IJCAI-2021 Tutorial Slides: Continual Learning Dialogue Systems --- (My Lifelong Learning Research Page)
Two-Sentence Summary
The tutorial focuses on the new research topic of building the next-generation
dialogue systems (or chatbots) that can continuously and interactively
learn from end-users during conversation (on-the-job after model deployment)
to become more and more powerful over time. We will give the motivation
and background of the topic and discuss existing techniques and open
challenges, which we believe, will shape the future of dialogue systems
development.
Abstract
Dialogue systems, also known as chatbots, have gained escalating popularity in recent times due to their wide-spread applications in carrying out chit-chat conversations with users and accomplishing various tasks as personal assistants. However, they still have some major limitations.

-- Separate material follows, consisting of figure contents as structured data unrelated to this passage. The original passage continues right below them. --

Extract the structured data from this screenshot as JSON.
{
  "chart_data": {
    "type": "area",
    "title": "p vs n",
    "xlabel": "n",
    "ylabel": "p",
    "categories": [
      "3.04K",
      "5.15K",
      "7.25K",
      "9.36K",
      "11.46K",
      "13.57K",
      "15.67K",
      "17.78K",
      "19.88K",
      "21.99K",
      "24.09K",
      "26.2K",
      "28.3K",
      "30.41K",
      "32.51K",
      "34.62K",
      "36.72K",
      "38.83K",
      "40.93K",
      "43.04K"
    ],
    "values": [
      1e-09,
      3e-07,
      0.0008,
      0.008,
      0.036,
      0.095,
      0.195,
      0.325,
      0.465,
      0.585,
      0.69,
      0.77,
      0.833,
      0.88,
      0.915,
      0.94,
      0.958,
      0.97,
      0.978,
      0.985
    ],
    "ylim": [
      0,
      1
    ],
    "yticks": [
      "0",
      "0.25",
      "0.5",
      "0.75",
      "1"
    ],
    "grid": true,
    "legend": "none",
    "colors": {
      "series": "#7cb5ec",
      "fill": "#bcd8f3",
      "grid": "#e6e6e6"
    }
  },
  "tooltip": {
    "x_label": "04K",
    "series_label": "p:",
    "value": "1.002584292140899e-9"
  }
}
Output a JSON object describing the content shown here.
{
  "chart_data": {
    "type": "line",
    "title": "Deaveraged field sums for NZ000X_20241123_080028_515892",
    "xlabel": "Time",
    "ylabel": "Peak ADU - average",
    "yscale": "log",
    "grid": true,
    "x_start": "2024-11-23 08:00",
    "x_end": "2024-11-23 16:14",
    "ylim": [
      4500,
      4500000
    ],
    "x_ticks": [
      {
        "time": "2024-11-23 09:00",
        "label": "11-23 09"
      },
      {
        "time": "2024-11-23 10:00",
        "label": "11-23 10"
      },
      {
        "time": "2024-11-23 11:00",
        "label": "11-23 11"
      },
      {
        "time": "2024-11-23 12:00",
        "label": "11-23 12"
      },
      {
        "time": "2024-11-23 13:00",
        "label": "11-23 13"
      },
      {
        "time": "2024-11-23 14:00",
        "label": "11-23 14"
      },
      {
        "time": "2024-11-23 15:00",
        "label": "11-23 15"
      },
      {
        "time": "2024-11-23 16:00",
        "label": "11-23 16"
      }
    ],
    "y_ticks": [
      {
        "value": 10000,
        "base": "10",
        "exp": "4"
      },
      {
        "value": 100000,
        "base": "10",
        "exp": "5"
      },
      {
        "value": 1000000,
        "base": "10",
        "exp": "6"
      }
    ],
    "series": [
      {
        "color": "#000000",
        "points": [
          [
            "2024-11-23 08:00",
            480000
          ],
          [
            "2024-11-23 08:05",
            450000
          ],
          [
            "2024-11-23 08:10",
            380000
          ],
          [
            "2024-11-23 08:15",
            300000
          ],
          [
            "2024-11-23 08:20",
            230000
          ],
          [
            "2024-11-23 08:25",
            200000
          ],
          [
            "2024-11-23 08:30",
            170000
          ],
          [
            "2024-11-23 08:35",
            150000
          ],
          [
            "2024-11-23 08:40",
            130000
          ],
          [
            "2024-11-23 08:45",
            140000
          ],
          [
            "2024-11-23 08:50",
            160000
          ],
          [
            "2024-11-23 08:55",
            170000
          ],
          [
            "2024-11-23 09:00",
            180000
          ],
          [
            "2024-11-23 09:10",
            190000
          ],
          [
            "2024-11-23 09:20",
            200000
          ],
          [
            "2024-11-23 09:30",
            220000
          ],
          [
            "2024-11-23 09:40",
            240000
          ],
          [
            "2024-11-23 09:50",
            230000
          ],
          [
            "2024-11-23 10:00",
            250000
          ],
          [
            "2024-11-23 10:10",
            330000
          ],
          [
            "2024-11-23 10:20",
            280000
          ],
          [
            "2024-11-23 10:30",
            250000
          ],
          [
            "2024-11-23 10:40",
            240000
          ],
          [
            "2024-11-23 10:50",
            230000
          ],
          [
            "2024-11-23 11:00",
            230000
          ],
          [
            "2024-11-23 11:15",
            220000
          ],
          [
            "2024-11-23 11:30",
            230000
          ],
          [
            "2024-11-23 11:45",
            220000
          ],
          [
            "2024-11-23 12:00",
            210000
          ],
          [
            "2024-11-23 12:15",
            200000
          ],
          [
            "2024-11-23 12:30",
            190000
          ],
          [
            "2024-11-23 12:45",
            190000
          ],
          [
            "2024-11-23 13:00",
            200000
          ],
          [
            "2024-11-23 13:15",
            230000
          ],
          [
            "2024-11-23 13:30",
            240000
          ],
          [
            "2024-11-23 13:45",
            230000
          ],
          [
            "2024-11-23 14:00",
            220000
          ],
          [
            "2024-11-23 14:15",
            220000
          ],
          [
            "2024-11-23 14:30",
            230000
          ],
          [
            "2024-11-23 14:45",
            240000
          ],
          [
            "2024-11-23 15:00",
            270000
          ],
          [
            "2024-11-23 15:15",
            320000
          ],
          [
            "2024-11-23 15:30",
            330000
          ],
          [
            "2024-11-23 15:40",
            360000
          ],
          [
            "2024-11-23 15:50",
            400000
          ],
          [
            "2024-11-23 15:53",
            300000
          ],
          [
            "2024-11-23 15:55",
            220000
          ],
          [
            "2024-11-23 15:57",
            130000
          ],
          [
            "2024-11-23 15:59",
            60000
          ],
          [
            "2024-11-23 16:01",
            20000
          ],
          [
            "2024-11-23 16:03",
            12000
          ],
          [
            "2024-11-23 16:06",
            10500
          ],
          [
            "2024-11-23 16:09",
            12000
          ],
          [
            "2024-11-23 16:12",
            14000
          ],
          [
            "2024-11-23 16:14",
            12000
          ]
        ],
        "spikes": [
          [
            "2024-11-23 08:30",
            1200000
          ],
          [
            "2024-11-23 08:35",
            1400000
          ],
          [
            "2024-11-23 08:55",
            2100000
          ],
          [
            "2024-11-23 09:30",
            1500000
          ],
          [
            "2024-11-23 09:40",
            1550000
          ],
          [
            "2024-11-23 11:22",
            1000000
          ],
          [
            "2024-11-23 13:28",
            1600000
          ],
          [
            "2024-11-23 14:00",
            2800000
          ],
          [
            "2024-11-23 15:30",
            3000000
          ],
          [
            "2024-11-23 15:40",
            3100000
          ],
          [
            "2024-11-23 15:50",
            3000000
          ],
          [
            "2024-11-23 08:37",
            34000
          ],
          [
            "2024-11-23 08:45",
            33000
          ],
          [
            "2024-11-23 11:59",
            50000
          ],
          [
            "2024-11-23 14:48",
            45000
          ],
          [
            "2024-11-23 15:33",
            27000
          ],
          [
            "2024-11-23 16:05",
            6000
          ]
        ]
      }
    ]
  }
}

One key limitation is that they are typically trained from
pre-collected and manually-labeled data and/or written with handcrafted rules.
Their knowledge bases (KBs) are pre-compiled by human experts and are fixed after deployment. Due to the huge amount of manual effort involved, they are difficult to scale and also tend to produce many errors ought to their limited ability to understand natural language and the limited knowledge in their KBs. Thus, when these systems are deployed, the level of user satisfaction is often low.
In this tutorial, we introduce and discuss the research to give chatbots the ability to continuously and interactively learn new knowledge during conversation, i.e., learning on-the-job after deployment by themselves so that as the systems chat more and more with end-users, they become more and more knowledgeable and improve their performance over time. The first part of the tutorial focuses on introducing the paradigm of lifelong and continual learning and discuss various related problems and challenges in conversational AI applications. The second part presents the recent advancements in continual learning after model deployment, with a focus on continuous lexical and factual knowledge learning during chatting and learning to ground new language expressions via interactions with end-users. Finally, we conclude with a discussion on the scope for continual conversational skill learning and present some open challenges.
See the original proposal for more details
Date and Place
Date: TBA
Place: TBA
Target Audience
Researchers, graduate students, and practitioners who are interested in lifelong or continual learning, dialogue systems, and continual learning after deployment. It is particularly suitable for people who have been or will be invovled in building dialogue systems or chatbots.
Prerequisite Knowledge
Basic knowledge of machine learning and natural language processing.